Read the link again, and just apply it!

Well, how about this shape?

Find the moment of inertia for the complete box, and then subtract the moment of inertia for the part cut out.

 

[cavemen]

my question:
http://s1d2.turboimagehost.com/t/1597687_2649824.GIFIs it:
(mh^2)*[1/3] + m(w^2+d^2) * [1/12]
for the box spinning over an axis on it's side?

Do those momentums easily add and subtract?
If I have a cube with a cilyndrical hole spinning about it's center, is it just
I cube- I hole ?

 

[tiny-tim]

Is it:
(mh^2)*[1/3] + m(w^2+d^2) * [1/12]
for the box spinning over an axis on it's side?

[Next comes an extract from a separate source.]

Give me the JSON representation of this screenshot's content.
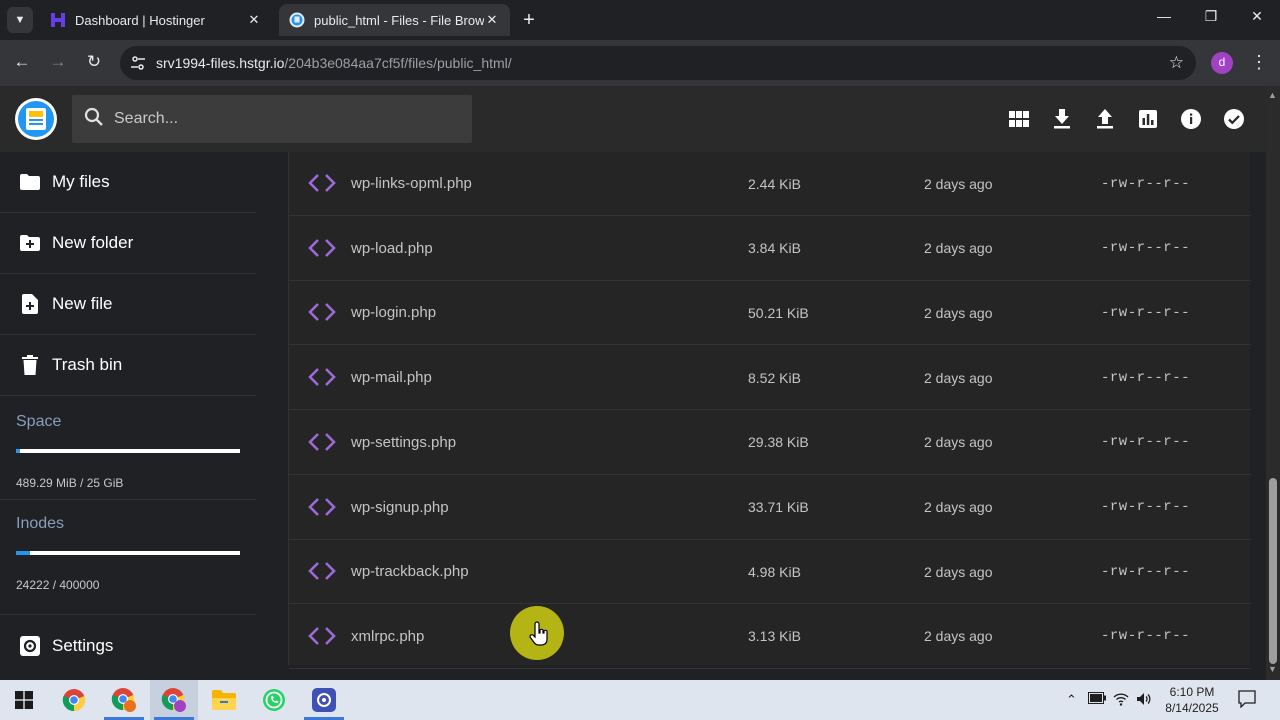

m(w^2+d^2) * [1/12] is correct, (mh^2)*[1/3] isn't …

where did you get 1/3 from?

Do those momentums easily add and subtract?
If I have a cube with a cilyndrical hole spinning about it's center, is it just
I cube- I hole ?

(it's moments, not momentums)

yes, just I_cube - I_hole

 

[cavemen]

I got it from the Wikipedia list of moments.
A rectangular plane rotating against an axis on it's side has a coefficient of [1/3] next to the dimension that the axis of rotation crosses.

If it is not true, then what is true.

I am not a physics or a math person. THis is the first time in years, that I have to deal with this kind of problem.

Thanks.

 

[tiny-tim]

I got it from the Wikipedia list of moments.

No, wikipedia says mh²/3 + mw²/12

(this is because it applies the parallel axis theorem, and gets mh²/4 + m(w² + h²)/12, which is the same thing)

You wrote (mh^2)*[1/3] + m(w^2+d^2) * [1/12], which is different.

This is one reason why you need to understand these formulas, and not just try to copy them.

Are you doing this for a course, with an exam at the end, or is this just a one-off project?

If it's for a course, then you must learn how to apply the parallel axis theorem.

 

[cavemen]

I finally found a hyperphysics.edu explanation on parallel axis theorem.
I needed this for a machine that I am building.
Thank you very much for your time and your help.